HOW TO WATCH
Game Time: 7:30 PM Pacific
TV: Fox Sports West
Radio: iHeart Radio
The Opposition: Canes Country
Kovalchuk’s Ankle Thing
Willie Desjardins clarified Ilya Kovalchuk’s “ankle thing” that kept him out of the lineup on Friday as an infection rather than any sort of sprain or other injury. More information is supposed to come from the team later today regarding his status, but he’s expected to miss today’s game. An ankle infection is perhaps the least glamorous, worst possible way to solve the Kovalchuk conundrum, but it has at least taken Desjardins off of the “why don’t you play him more” hot seat. And depending on what the ailment is, it could perhaps explain some of Kovalchuk’s ineffectiveness when he did play recently, particularly if it impacts his mobility in some way.
Regardless, if Kovalchuk is to be out for any amount of time, that does give additional motivation for the Kings to have claimed Nikita Scherbak off of waivers. With no other real viable forwards in Ontario who are ready for the NHL, the Kings are going to be in need of bodies to put on the ice. Even if Scherbak can’t find his way in Los Angeles’ system, he’s infinitely more NHL ready than the collection of not-quite-there-yet players on the Reign.
More Shots? Maybe?
That’s not great.
The 4-1 final score of the Kings’ matchup against the Flames is deceptive for a few reasons. First, for the disparity in shot volume, you’d think the Flames score would have been a lot higher. Second, four goals against makes it seem like Cal Petersen had a dismal showing, until you realize that two of those goals came into an empty net, and one was on the power play.
The first goal against is one that Petersen certainly would like a do-over on, but he stood tall after that, stopping everything he saw (and probably even a few things he didn’t really see) until Johnny Gaudreau’s third period power play goal. There are lots of things that loss could be pinned on, but Cal Petersen certainly isn’t one of them.
The lack of shots — both on Friday and overall for the season — is concerning for the Kings. We’re used to a Kings team under Darryl Sutter that would put up 40 shots in a night and still come away with a loss. They played a quantity-not-quality game there, and part of the hope with moving to John Stevens was that there would be more of a focus on taking quality shots rather than just shooting straight into the crest on the goalie’s jersey. That worked, for a little while at least, but now, the Kings aren’t taking shots of any kind, quality or no. They were credited with just five high danger shot chances in the game against the Flames — the Flames had five in the third period alone.

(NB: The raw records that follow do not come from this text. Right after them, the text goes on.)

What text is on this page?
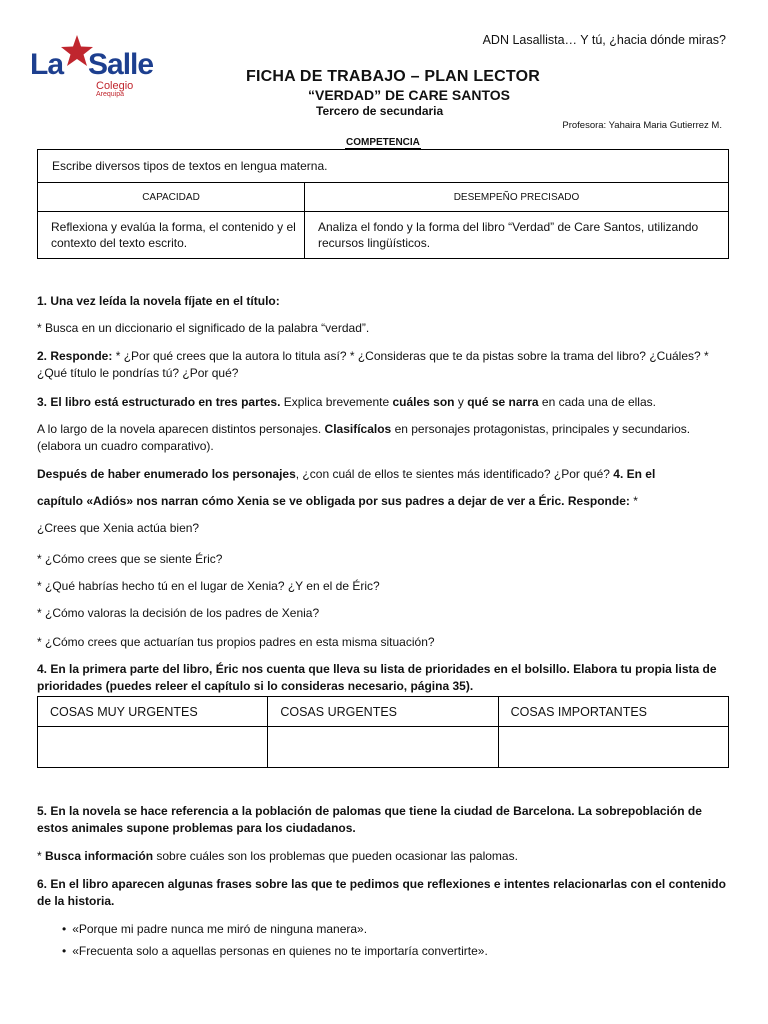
ADN Lasallista… Y tú, ¿hacia dónde miras?
La Salle
Colegio
Arequipa
FICHA DE TRABAJO – PLAN LECTOR
“VERDAD” DE CARE SANTOS
Tercero de secundaria
Profesora: Yahaira Maria Gutierrez M.
COMPETENCIA
Escribe diversos tipos de textos en lengua materna.	
CAPACIDAD	DESEMPEÑO PRECISADO
Reflexiona y evalúa la forma, el contenido y el contexto del texto escrito.	Analiza el fondo y la forma del libro “Verdad” de Care Santos, utilizando recursos lingüísticos.
1. Una vez leída la novela fíjate en el título:
* Busca en un diccionario el significado de la palabra “verdad”.
2. Responde: * ¿Por qué crees que la autora lo titula así? * ¿Consideras que te da pistas sobre la trama del libro? ¿Cuáles? * ¿Qué título le pondrías tú? ¿Por qué?
3. El libro está estructurado en tres partes. Explica brevemente cuáles son y qué se narra en cada una de ellas.
A lo largo de la novela aparecen distintos personajes. Clasifícalos en personajes protagonistas, principales y secundarios. (elabora un cuadro comparativo).
Después de haber enumerado los personajes, ¿con cuál de ellos te sientes más identificado? ¿Por qué? 4. En el
capítulo «Adiós» nos narran cómo Xenia se ve obligada por sus padres a dejar de ver a Éric. Responde: *
¿Crees que Xenia actúa bien?
* ¿Cómo crees que se siente Éric?
* ¿Qué habrías hecho tú en el lugar de Xenia? ¿Y en el de Éric?
* ¿Cómo valoras la decisión de los padres de Xenia?
* ¿Cómo crees que actuarían tus propios padres en esta misma situación?
4. En la primera parte del libro, Éric nos cuenta que lleva su lista de prioridades en el bolsillo. Elabora tu propia lista de prioridades (puedes releer el capítulo si lo consideras necesario, página 35).
COSAS MUY URGENTES	COSAS URGENTES	COSAS IMPORTANTES

5. En la novela se hace referencia a la población de palomas que tiene la ciudad de Barcelona. La sobrepoblación de estos animales supone problemas para los ciudadanos.
* Busca información sobre cuáles son los problemas que pueden ocasionar las palomas.
6. En el libro aparecen algunas frases sobre las que te pedimos que reflexiones e intentes relacionarlas con el contenido de la historia.
• «Porque mi padre nunca me miró de ninguna manera».
• «Frecuenta solo a aquellas personas en quienes no te importaría convertirte».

If anything needs to be the focus of the Kings, perhaps even more so than special teams, it’s gaining the zone and then actually doing something with the puck. Goals don’t come if you’re just passing along the perimeter.
As the story goes every season, the jury’s still out on whether the Carolina Hurricanes are actually any good. Their record says “meh” and that might be just about right. They’re 12-9-4 on the season, sitting at fourth in the Metropolitan Division, just one point behind the third place Islanders.
Long the home of endless goalie woes, the Hurricanes solved that problem for now by waiving Scott Darling, who signed a four-year contract in 2017 with the intent of being the Hurricanes’ next starter. However, Darling has dealt with injuries and difficulty adjusting to the starters’ role with Carolina’s system, combined with being out of shape and unprepared to play last season. He’s been outplayed by Petr Mrazek, who’s looking to rehab his own career after his time in Detroit and Philadelphia, and Curtis McElhinney, picked up on waivers from Toronto after Darling was injured.
The Hurricanes boast one of the league’s more exciting young talents up front, with Sebastian Aho leading the team with 26 points. Teuvo Teravainen has continued to blossom since being traded from the Blackhawks; he’s second on the team with 18 points. And offseason acquisitions Micheal Ferland and Dougie Hamilton have fit in seamlessly. Ferland leads the team in goals and Hamilton has provided a stabilizing presence on the blue line.
The Hurricanes lead the league in shots per game, with a truly ridiculous 38.9, and they allow the least amount of shots per game, sitting at 27.6, tied with the Vegas Golden Knights. So if you thought the Kings’ effort against the Calgary Flames on Friday (14 shots total! I’m still mad!) was depressing, well, hang on, because it can always get worse.